Asanbay Center: What Is It?
Several weeks ago Bishkek got a new place, Asanbay Center. The city has seen no such large-scale projects since LOFT Tseh and ololohaus. The first used to be a favorite place of the Bishkek’s creative community and used to provide office space to designers, video production companies, magazines and etc. Now those days are long gone and ololohaus is the epicenter of the creative class in Bishkek. And luckily it’s not alone now, 1,700-square-meter Asanbay Center has some quite ambitious plans for Bishkek citizens.
Aida Sulova, who played several roles in the development of Asanbay Center starting from designing the place and up to promoting it and working with events, is always presented as an artist, as an activist, as a painter and as a designer. When asked how she would position herself, he says there’s probably no single word for everything she is trying to do and modestly replies that she is just a curious person.
As a graduate of NYU Aida could easily pursue a successful career in New York. And she did — Aida works for HMA2 design firm based in NYC. Still she came to the Kyrgyz Republic to start something new for herself. Having an opportunity to live and work in one of the best cities in the world and coming back to Bishkek might seem strange for some young people in Bishkek. Again, in a very modest way Aida says she sees absolutely nothing heroic in her decision. She feels good and finds lots of interesting in both cities.

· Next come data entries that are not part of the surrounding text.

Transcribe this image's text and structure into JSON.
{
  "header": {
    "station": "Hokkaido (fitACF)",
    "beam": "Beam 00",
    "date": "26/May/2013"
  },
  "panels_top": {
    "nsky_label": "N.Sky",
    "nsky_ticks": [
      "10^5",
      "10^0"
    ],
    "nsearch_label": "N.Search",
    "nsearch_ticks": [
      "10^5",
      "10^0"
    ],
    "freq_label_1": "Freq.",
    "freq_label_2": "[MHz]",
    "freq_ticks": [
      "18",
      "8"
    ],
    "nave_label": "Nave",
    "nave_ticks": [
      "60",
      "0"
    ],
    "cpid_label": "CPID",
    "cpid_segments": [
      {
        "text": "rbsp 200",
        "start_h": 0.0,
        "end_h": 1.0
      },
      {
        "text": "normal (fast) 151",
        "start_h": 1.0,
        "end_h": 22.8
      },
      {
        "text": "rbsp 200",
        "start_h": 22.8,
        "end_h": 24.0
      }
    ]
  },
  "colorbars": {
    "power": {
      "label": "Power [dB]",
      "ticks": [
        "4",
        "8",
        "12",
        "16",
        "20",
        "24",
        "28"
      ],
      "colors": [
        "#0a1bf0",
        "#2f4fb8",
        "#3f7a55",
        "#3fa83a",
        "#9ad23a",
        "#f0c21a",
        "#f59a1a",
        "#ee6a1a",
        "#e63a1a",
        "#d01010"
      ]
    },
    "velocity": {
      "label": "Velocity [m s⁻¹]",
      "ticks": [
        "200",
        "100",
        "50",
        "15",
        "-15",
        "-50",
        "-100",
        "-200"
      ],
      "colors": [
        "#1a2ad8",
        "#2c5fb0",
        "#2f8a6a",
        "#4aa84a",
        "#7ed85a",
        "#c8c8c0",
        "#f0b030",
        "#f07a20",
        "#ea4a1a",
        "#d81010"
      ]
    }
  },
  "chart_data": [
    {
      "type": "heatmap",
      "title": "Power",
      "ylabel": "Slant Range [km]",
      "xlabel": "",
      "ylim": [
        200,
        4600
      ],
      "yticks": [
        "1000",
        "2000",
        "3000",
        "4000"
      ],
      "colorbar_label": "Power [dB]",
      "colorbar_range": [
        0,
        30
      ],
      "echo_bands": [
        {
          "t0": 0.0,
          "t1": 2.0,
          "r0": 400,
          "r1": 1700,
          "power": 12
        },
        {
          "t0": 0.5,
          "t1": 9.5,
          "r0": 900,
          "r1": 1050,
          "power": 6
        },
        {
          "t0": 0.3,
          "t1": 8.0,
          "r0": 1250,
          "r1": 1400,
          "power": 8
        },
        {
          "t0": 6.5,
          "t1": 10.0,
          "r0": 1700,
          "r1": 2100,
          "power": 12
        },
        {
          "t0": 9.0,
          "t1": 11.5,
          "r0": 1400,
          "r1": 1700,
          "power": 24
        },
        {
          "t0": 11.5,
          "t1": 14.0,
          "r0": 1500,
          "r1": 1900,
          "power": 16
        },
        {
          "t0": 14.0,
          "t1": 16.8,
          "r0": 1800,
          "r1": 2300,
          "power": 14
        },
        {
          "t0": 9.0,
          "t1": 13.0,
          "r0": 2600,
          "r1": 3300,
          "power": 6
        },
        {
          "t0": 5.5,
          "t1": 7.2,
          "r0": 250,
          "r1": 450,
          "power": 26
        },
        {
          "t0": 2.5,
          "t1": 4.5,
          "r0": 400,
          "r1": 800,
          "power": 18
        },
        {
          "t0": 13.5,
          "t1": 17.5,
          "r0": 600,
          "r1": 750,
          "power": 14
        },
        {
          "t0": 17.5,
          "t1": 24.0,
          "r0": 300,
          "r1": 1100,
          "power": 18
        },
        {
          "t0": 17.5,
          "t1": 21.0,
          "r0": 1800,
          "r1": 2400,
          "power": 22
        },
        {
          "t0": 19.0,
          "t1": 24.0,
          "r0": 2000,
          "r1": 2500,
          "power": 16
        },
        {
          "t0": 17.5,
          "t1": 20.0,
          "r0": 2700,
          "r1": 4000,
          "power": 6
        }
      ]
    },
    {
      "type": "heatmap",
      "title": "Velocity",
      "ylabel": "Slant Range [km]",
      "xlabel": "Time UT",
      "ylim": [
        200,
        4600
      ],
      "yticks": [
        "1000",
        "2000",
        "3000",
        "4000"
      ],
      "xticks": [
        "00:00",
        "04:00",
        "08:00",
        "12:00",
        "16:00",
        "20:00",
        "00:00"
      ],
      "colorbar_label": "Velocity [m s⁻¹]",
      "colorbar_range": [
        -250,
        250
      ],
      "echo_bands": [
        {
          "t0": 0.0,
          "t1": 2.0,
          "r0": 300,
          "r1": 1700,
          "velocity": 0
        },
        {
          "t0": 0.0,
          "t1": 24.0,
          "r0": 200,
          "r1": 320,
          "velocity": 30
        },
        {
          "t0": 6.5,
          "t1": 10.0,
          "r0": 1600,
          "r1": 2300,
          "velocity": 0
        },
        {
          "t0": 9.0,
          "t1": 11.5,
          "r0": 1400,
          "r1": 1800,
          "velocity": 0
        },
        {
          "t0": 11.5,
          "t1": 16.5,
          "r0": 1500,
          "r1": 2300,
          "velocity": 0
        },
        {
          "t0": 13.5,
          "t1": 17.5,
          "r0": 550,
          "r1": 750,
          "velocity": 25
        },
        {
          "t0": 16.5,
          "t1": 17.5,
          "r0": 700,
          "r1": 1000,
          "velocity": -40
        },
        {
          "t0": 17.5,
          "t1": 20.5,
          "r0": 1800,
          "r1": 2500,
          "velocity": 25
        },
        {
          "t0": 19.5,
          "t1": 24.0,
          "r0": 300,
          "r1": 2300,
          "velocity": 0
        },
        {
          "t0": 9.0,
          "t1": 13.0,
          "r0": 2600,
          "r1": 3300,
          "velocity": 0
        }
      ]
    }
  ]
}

An idea of a place for a range of different events in Bishkek came to Aida long time ago and she was expecting such a place to open in Bishkek. But nothing happened and Bishkek kept getting more restaurants and places for ‘toi’, which stands for a feast in Kyrgyz. The only place in Bishkek in recent years, which she was happy about, is the building of the American University of Central Asia. As a part of HMA2 Aida has worked on the AUCA project too — from design and navigation and up to developing public art programs.
When she was approached by a local entrepreneur and looked at the place, she saw a large potential in the project. A transformer is one of the definitions she gives to Asanbay Center, which is often confused with an art center or a gallery. While there is special place for art in this project, Asanbay Center is much more — as Aida says, it’s a pretty flexible place, which can host both contemporary art exhibitions and hackathons. The range is wide and includes commercial presentations like one Samsung recently had — the place if a for-profit project and has to cover its expenses. The concept is realized even in the design of Asanbay Center — it’s mostly monochromic. This was done intentionally to let the organizing parties to use their own decorations and create their own design. Supporting art, education and development is our mission, — says Aida. Still, there are limits and proposals like the recent offer to host an ultimate fighting event are not acceptable.
Asanbay Center was a new experience for Aida — she has never been involved into business projects of this scale — she was more used to cooperate with non-for-profit organizations. After researching the events taking place in Bishkek, Aida saw that lots of great events need a better place. Apart from providing space for events two-story, Asanbay Center also has a gallery, a designer shop, a book shop, a coffee shop and a restaurant upstairs.
Spending most of her time in Asanbay Center Aida has bonded with the team. She even brought a symphonic orchestra once to perform for her construction workers one night. Even now Aida spends most of her day in the center. You can understand how dedicated she is to the project when you learn she has moved to an apartment nearby to save time. No wonder her colleagues from NYC, who visited Asanbay Center, highly appreciated Aida's work.
A Georgian-cuisine restaurant Niko is located on the second floor of Asanbay Center. This led to some controversy with some people stating on social media it was inappropriate. When asked if she is comfortable with such a neighborhood of an art center and a restaurant, Aida says she had to follow the concept, which was agreed from the very beginning. Moreover, she has researched the cases of such a combination in developed countries where art centers also had such neighboring units. Aida says understands such a reaction, but she also sees some sort of snobbery in such comments. She wants art to become more accessible — if we have a Georgian restaurant on the second floor, it doesn't mean it somehow invalidates our art center, — says Aida. She also tells a story about foreign painters, who visited to Bishkek and made paintings particularly for the restaurant and had no problems with that.
Asanbay Center is not a regular space for Bishkek and it's not surprising it got so much publicity. Kazakh media have recently visited the center, complimenting Bishkek by calling it Berlin of Central Asia. Hopefully Bishkek will have more projects of this scale justifying the compliment above.